I don’t know about you, but when I go to a store, I usually end up leaving with more than what was originally on my list. Brick and mortars are designed this way, to entice customers to pick up strategically placed items that catch your eye. On the other hand, when I buy something online, I almost never purchase supplementary items.
Through the boom in online retailing, shopping behavior has shifted from an open-ended activity to a targeted pursuit of a specific item available at the lowest available price. One survey of online grocery shoppers found that 29% of respondents feel that they make far fewer impulse purchases online than in store.
It’s clear that consumers are more frugal in their online purchases, however, there is an opportunity for online retailers to leverage Revenue Management strategies to combat this trend.
1) Product Recommendations. This is the most common practice, and already in place at some retailers (think about Amazon’s “customers who bought X also bought Y” recommendations). Often when users select an item or go to check out, they will be shown a page that highlights other related items to buy. These recommendations are generally based off of a market basket analysis identifying what items are most often purchased together. It typically does not factor in any customer-specific insights, thus most or all customers selecting an item will see the same recommendation. While this can certainly be a good start, it does not take into consideration information available to make a more compelling offer.

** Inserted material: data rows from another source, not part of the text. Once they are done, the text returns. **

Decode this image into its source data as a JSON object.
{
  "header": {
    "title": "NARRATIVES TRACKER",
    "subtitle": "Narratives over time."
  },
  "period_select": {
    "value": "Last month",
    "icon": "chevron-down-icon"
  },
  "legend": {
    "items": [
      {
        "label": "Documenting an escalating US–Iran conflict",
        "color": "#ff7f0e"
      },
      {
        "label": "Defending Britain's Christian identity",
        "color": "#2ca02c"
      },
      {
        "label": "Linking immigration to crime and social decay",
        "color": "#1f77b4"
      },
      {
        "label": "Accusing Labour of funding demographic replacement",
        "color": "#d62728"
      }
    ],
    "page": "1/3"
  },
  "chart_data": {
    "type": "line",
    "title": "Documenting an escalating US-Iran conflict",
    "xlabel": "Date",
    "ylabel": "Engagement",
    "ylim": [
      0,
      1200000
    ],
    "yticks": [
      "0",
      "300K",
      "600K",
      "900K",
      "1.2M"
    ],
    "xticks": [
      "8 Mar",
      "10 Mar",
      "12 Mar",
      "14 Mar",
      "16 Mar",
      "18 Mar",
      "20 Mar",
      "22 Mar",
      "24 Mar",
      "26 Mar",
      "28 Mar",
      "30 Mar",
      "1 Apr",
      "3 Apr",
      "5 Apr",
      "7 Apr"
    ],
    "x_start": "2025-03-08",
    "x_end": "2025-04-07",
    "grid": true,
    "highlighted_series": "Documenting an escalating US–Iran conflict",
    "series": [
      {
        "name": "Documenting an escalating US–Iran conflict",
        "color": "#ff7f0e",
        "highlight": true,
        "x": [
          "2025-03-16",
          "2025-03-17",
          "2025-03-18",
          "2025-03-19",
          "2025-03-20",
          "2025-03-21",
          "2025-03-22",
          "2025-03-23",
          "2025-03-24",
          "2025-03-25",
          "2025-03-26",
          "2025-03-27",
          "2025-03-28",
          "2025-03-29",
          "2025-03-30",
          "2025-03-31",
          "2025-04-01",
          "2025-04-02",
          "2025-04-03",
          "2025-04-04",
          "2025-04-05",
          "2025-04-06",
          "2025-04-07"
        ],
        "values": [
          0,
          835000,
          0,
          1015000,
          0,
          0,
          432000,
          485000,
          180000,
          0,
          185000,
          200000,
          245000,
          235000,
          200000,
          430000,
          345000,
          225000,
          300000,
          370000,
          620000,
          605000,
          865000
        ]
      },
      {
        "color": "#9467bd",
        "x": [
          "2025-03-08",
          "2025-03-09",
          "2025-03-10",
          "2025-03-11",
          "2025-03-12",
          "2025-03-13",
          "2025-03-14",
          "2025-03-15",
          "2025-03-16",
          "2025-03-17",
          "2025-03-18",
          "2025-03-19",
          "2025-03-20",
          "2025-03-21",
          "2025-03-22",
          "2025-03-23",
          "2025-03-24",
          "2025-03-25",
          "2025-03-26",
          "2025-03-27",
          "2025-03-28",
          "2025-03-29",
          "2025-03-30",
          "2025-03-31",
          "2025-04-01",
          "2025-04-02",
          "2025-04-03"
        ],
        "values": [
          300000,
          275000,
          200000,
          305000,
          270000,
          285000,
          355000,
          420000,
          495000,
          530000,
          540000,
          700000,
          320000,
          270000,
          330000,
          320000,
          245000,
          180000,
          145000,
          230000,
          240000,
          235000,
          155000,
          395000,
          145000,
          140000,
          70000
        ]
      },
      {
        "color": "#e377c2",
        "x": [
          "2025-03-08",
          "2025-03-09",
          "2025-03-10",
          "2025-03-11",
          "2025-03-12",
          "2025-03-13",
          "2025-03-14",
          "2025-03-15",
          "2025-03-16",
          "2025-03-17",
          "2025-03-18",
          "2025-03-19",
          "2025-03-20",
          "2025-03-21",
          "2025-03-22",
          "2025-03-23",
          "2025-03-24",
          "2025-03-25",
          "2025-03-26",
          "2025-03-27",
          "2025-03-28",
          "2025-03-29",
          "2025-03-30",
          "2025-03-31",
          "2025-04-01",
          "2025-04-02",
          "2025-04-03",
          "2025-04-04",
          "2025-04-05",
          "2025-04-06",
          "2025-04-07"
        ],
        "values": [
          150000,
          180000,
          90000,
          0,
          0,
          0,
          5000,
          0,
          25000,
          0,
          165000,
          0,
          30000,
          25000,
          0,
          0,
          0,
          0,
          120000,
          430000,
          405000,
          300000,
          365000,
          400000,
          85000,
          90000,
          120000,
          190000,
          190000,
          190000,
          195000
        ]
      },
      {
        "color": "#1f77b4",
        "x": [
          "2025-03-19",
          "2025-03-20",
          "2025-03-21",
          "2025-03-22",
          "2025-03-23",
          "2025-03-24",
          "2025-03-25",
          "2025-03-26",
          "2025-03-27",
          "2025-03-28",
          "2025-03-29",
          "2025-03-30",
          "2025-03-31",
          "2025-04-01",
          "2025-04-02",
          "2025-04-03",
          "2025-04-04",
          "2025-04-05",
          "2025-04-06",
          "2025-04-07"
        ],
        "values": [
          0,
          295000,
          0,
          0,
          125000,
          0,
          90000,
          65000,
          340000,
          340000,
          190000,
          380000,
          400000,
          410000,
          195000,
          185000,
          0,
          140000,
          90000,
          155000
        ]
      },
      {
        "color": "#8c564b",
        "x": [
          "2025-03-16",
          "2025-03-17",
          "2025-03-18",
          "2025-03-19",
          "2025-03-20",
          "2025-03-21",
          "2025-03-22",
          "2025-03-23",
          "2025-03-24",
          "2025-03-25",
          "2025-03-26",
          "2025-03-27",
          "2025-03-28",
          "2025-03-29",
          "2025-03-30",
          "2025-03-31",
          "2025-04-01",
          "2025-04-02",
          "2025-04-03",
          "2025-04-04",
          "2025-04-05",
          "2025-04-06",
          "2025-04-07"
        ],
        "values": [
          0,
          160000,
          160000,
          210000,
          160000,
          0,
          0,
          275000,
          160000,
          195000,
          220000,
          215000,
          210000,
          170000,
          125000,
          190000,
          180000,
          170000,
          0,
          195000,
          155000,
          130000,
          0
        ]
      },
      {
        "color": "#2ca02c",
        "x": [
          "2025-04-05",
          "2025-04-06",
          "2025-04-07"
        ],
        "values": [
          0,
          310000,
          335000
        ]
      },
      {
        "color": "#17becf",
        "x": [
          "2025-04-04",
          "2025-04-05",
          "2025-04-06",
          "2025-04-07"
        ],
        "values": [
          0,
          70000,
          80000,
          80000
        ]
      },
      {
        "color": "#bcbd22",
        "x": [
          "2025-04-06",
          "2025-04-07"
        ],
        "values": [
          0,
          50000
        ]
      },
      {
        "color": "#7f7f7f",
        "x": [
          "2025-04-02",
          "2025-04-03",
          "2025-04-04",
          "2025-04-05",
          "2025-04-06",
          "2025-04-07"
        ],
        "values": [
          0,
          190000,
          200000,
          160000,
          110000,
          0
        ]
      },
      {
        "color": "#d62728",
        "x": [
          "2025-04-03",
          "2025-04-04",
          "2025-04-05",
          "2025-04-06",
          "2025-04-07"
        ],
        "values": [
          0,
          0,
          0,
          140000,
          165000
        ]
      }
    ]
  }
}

2) Targeted Personalized Promotions. Many retailers rely heavily on promotions to drive sales volume and combat competitive pressure. However, the majority of promotional activity is highly generic, with a retailer offering a set discount on a given item to all customers for a defined period of time. Alternatively, some retailers appear to take a more targeted approach by emailing incentives to customers following a purchase to incent a repeat visit (a noble goal!). Both approaches have merit, but neither seeks to increase the customer’s basket size at the point of primary engagement – at checkout. If these promotional investments were redirected into targeted personalized offers at the point of checkout, the likelihood of a growing basket size would increase. A combination of market basket analysis and promotion analytics can guide the optimal product / price offers to organically grow revenue.
3) Dynamic Bundling. Dynamic bundling is an analytics-driven capability that presents relevant and specific packaged deals to consumers. This strategy proactively pushes products that are complementary to a consumer’s planned purchase, based not only on the product being purchased but also customer and situation-specific inputs. Thus, overall, these recommendations yield higher conversation rates as they are more likely to apply and appeal to the customer at that specific time. The bundled offer – informed by sophisticated customer segmentation and the product / promotion analytics described above – can be priced at the sum of its parts, or offered at a discount to further incent purchase. Either way, the goal of migrating the customer from a one to multi item shopping basket is achieved.
Online retailers regularly squander the potential to drive larger basket sizes by making more compelling offers to its customers. The data to inform these decisions already exists; you just need the right analytics to guide the targeted recommendations. Companies need to change the way they analyze their data and consider implementing targeted and personalized promotions and bundles that can combat the shrinking online shopping basket size and lead to organic revenue growth.